Most practitioners still prefer modeling severity and loss under the Gaussian distributional assumption explicitly or implicitly. In practice, there are 3 commonly used approaches, as elaborated below.

– First of all, the simple OLS regression to model severity and loss directly without any transformation remains the number one choice due to the simplicity. Given the inconsistency between the empirical data range and the conceptual domain for a Gaussian distribution, it is evidential that this approach is problematic.

– Secondly, the OLS regression to model LOG transformed severity and loss under the Lognormal distributional assumption is also a common approach. In this method, Log(Y) instead of Y is estimated. However, given E(Log(Y)|X) != Log(E(Y|X)), the estimation bias is introduced and therefore should be corrected by MSE / 2. In addition, the positive domain of a Lognormal might not work well in cases of losses with a lower bound that can be either zero or a known threshold value.

– At last, the Tobit regression under the censored Normal distribution seems a viable solution that supports the non-negative or any above-threshold values shown in severity or loss measures. Nonetheless, the censorship itself is questionable given that the unobservability of negative or below-threshold values is not due to the censorship but attributable to the data nature governed by the data collection process. Therefore, the argument for the data censorship is not well supported.

Considering the aforementioned challenge, I investigated and experimented various approaches given different data characteristics observed empirically.

– In cases of severity or loss observed in the range of (0, inf), GLM under Gamma or Inverse Gaussian distributional assumption can be considered (https://statcompute.wordpress.com/2015/08/16/some-considerations-of-modeling-severity-in-operational-losses). In addition, the mean-variance relationship can be employed to assess the appropriateness of the correct distribution by either the modified Park test (https://statcompute.wordpress.com/2016/11/20/modified-park-test-in-sas) or the value of power parameter in the Tweedie distribution (https://statcompute.wordpress.com/2017/06/24/using-tweedie-parameter-to-identify-distributions).

– In cases of severity or loss observed in the range of [alpha, inf) with alpha being positive, then a regression under the type-I Pareto distribution (https://statcompute.wordpress.com/2016/12/11/estimate-regression-with-type-i-pareto-response) can be considered.
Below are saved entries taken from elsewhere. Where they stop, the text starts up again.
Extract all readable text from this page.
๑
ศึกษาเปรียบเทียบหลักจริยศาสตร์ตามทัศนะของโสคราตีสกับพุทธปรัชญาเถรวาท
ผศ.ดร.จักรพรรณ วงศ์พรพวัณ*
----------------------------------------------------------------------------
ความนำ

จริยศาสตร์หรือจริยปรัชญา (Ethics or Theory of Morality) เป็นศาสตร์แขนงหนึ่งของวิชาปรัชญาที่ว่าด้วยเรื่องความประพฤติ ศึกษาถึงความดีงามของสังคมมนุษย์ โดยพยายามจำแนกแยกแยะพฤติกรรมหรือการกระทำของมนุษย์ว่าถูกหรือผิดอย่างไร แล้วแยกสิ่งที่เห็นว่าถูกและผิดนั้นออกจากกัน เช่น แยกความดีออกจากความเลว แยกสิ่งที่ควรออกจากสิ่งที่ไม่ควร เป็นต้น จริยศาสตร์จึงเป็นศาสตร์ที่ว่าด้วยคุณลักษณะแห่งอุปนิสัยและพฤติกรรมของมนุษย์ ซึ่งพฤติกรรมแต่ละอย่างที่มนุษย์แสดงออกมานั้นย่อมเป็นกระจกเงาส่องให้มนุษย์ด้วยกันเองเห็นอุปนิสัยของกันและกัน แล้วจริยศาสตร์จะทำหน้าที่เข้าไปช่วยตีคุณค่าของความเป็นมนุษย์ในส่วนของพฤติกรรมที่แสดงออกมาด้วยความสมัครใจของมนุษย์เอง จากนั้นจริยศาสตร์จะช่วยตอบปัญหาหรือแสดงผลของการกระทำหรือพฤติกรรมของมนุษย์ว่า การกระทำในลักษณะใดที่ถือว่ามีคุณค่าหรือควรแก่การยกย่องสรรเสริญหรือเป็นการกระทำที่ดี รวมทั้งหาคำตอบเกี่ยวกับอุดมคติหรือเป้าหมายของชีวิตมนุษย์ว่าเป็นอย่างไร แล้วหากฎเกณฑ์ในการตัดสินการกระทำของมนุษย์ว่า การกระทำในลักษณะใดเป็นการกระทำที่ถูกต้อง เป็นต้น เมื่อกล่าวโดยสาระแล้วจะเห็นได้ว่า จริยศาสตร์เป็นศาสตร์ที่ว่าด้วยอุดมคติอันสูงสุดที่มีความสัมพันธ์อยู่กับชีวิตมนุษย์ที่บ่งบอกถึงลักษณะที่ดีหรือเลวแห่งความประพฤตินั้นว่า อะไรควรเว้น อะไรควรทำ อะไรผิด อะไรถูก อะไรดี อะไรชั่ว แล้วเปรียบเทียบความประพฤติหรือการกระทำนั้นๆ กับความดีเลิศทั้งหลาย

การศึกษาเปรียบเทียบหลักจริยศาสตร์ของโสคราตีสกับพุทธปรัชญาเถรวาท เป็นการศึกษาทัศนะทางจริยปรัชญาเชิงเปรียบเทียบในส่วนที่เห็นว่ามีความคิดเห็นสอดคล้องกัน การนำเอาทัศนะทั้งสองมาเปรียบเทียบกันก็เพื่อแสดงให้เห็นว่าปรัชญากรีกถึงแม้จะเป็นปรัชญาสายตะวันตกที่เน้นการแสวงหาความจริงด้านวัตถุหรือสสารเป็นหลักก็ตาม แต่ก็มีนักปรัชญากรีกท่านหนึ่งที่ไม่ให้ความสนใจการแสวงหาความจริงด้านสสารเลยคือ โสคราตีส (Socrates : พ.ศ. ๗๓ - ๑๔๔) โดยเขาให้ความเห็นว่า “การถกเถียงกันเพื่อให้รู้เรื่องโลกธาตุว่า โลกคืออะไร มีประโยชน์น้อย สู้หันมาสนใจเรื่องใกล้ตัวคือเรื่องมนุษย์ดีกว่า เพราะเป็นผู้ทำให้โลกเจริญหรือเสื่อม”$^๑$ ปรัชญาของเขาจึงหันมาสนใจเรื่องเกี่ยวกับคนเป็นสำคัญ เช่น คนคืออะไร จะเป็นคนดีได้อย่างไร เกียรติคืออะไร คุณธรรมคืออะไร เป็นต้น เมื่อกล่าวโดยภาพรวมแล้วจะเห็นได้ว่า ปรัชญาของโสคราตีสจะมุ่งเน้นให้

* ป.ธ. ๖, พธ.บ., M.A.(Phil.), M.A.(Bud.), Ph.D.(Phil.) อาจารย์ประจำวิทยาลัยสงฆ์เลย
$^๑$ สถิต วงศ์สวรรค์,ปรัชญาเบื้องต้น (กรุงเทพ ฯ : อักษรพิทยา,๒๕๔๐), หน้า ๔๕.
However, there is a caveat that the conditional mean only exists when the shape parameter is large than 1.

– In cases of severity or loss observed in the range of [0, inf) with a small number of zeros, then a regression under the Lomax distribution (https://statcompute.wordpress.com/2016/11/13/parameter-estimation-of-pareto-type-ii-distribution-with-nlmixed-in-sas) or the Tweedie distribution (https://statcompute.wordpress.com/2017/06/29/model-operational-loss-directly-with-tweedie-glm) can be considered. For the Lomax model, it is worth pointing out that the shape parameter alpha has to be large than 2 in order to to have both mean and variance defined.
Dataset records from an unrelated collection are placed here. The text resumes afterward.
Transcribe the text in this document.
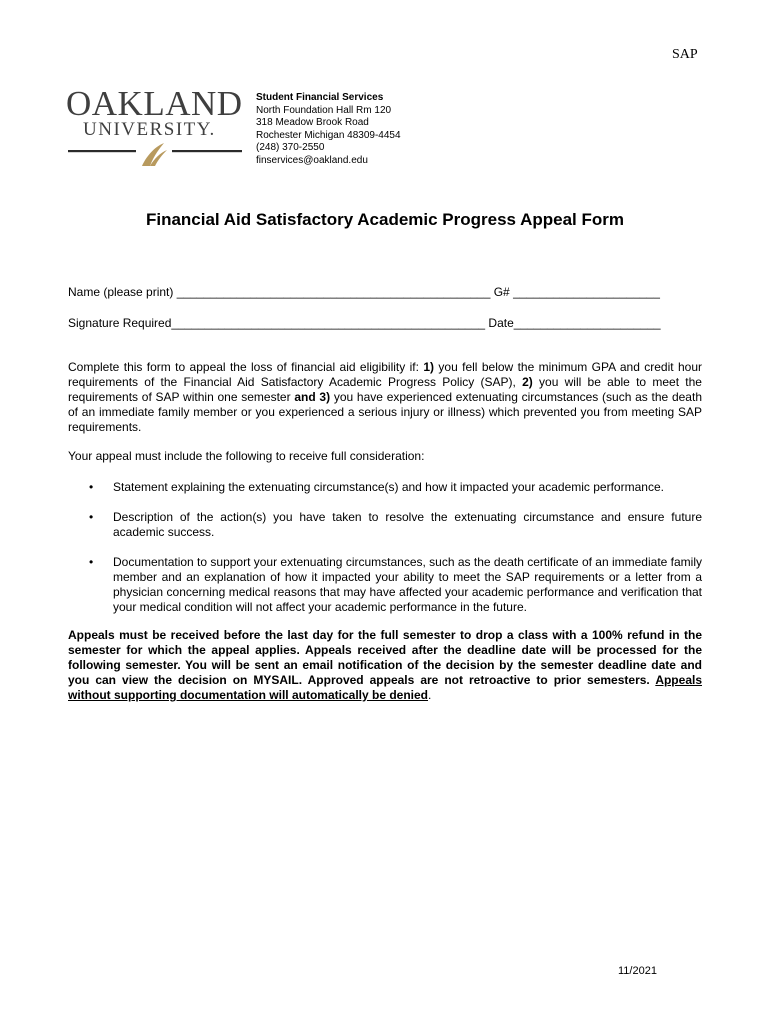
SAP
OAKLAND
UNIVERSITY.
Student Financial Services
North Foundation Hall Rm 120
318 Meadow Brook Road
Rochester Michigan 48309-4454
(248) 370-2550
finservices@oakland.edu
Financial Aid Satisfactory Academic Progress Appeal Form
Name (please print) _______________________________________________ G# ______________________
Signature Required_______________________________________________ Date______________________
Complete this form to appeal the loss of financial aid eligibility if: 1) you fell below the minimum GPA and credit hour requirements of the Financial Aid Satisfactory Academic Progress Policy (SAP), 2) you will be able to meet the requirements of SAP within one semester and 3) you have experienced extenuating circumstances (such as the death of an immediate family member or you experienced a serious injury or illness) which prevented you from meeting SAP requirements.
Your appeal must include the following to receive full consideration:
• Statement explaining the extenuating circumstance(s) and how it impacted your academic performance.
• Description of the action(s) you have taken to resolve the extenuating circumstance and ensure future academic success.
• Documentation to support your extenuating circumstances, such as the death certificate of an immediate family member and an explanation of how it impacted your ability to meet the SAP requirements or a letter from a physician concerning medical reasons that may have affected your academic performance and verification that your medical condition will not affect your academic performance in the future.
Appeals must be received before the last day for the full semester to drop a class with a 100% refund in the semester for which the appeal applies. Appeals received after the deadline date will be processed for the following semester. You will be sent an email notification of the decision by the semester deadline date and you can view the decision on MYSAIL. Approved appeals are not retroactive to prior semesters. Appeals without supporting documentation will automatically be denied.
11/2021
– In cases of severity or loss observed in the range of [0, inf) with many zeros, then a ZAGA or ZAIG model (https://statcompute.wordpress.com/2017/09/17/model-non-negative-numeric-outcomes-with-zeros) can be considered by assuming the measure governed by a mixed distribution between the point-mass at zeros and the standard Gamma or Inverse Gaussian. As a result, a ZA model consists of 2 sub-models, a nu model separating zeros and positive values and a mu model estimating the conditional mean of positive values.